Posted On: Mar 23, 2021
These instances deliver up to 30% higher throughput and up to 45% lower cost per inference than Amazon EC2 G4dn instances, which were already the lowest cost instance in the cloud for machine learning inference. Inf1 instances are ideal for applications such as image recognition, natural language processing, personalization and anomaly detection. Developers can manage their own machine learning application development platforms by either launching Inf1 instances with AWS Deep Learning AMIs, which include the Neuron SDK, or using Inf1 instances via Amazon Elastic Kubernetes Service (EKS) or Amazon Elastic Container Service (ECS) for containerized ML applications. EKS, ECS and SageMaker support for Inf1 instances in these new regions will be available soon.
Amazon EC2 Inf1 instances are available in 4 sizes, providing up to 16 Inferentia chips, 96 vCPUs, 192GB of memory, 100 Gbps of networking bandwidth and 19 Gbps of Elastic Block Store (EBS) bandwidth.

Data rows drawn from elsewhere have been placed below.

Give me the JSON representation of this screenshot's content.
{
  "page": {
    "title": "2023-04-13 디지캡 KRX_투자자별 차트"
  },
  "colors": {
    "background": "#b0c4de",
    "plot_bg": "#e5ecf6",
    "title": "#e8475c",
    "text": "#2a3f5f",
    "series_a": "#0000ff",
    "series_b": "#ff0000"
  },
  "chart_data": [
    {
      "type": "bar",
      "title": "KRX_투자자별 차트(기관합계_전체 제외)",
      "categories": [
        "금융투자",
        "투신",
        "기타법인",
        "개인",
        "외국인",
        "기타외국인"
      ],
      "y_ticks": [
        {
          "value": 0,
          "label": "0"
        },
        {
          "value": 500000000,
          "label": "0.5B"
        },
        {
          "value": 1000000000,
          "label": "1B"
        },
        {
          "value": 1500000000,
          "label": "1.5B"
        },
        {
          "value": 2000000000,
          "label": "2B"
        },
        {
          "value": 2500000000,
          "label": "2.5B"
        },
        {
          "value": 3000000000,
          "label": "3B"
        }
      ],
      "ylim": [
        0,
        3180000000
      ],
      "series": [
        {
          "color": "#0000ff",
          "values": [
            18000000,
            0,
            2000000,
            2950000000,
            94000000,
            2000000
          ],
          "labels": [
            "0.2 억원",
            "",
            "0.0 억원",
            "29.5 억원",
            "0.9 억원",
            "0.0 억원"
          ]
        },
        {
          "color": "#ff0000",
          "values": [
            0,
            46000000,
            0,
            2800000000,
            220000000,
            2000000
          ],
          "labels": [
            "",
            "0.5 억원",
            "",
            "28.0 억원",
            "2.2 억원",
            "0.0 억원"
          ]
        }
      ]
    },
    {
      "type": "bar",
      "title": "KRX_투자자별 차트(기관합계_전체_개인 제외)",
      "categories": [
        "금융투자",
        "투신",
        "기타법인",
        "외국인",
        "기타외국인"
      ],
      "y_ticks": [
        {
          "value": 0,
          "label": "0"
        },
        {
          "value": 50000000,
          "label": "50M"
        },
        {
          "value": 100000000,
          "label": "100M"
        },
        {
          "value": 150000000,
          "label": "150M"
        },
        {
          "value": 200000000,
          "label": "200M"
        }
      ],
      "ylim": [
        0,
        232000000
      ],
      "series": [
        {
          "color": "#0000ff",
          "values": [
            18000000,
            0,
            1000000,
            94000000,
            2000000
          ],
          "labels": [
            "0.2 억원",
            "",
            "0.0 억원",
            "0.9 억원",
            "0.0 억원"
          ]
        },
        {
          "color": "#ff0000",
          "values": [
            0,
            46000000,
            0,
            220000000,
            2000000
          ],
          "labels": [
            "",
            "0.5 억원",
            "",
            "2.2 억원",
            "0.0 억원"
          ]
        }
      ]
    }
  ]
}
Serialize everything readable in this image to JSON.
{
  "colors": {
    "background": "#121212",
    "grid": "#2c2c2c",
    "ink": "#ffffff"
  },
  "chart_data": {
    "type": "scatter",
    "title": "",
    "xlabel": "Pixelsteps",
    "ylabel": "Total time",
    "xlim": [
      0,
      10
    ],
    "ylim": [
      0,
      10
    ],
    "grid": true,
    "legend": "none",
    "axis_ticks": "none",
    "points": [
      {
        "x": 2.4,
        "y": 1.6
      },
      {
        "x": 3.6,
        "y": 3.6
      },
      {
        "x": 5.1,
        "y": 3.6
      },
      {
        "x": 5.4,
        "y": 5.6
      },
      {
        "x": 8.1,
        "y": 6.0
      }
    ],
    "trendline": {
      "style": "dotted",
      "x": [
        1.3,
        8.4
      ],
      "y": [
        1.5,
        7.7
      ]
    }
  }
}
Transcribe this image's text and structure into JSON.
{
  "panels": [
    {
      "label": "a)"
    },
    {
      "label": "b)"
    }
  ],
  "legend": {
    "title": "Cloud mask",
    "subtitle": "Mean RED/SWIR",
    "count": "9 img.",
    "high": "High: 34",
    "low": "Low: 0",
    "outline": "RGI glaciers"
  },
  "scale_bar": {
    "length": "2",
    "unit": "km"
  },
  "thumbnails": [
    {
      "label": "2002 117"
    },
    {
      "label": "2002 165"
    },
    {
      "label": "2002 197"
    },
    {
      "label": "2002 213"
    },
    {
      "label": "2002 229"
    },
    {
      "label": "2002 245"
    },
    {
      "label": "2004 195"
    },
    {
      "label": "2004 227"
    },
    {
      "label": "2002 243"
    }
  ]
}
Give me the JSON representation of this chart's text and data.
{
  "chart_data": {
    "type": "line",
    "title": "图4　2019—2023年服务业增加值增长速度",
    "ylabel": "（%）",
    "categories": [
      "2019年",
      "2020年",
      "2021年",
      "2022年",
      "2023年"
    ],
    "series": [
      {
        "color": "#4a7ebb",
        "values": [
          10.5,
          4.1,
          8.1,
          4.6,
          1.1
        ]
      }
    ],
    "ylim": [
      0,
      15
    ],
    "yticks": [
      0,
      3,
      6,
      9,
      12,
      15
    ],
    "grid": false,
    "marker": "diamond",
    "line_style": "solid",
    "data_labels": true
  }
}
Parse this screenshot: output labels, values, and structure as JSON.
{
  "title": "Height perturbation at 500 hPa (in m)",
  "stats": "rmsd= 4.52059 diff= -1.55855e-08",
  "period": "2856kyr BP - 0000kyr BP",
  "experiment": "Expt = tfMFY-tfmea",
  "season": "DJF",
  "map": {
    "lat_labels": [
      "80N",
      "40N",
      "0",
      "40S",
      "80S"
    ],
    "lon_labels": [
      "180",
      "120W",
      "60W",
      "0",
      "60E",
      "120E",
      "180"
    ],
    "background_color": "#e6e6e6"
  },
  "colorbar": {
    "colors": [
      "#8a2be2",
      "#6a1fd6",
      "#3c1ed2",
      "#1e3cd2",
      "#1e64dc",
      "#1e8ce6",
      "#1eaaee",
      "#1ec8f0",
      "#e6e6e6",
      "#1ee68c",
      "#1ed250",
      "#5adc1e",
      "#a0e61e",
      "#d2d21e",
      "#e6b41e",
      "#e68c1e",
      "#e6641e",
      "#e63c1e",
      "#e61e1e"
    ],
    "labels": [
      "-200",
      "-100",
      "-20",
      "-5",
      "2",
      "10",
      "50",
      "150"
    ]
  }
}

These instances are purchasable On-Demand, as Reserved Instances, as Spot instances, or as part of Savings Plans and are now available in 21 regions globally, including US East (N. Virginia, Ohio), US West (Oregon, N. California), AWS GovCloud (US-East, US-West), Canada (Central), Europe (Frankfurt, Ireland, London, Milan, Paris, Stockholm), Asia Pacific (Hong Kong, Mumbai, Seoul, Singapore, Sydney, Tokyo), Middle East (Bahrain), and South America (São Paulo).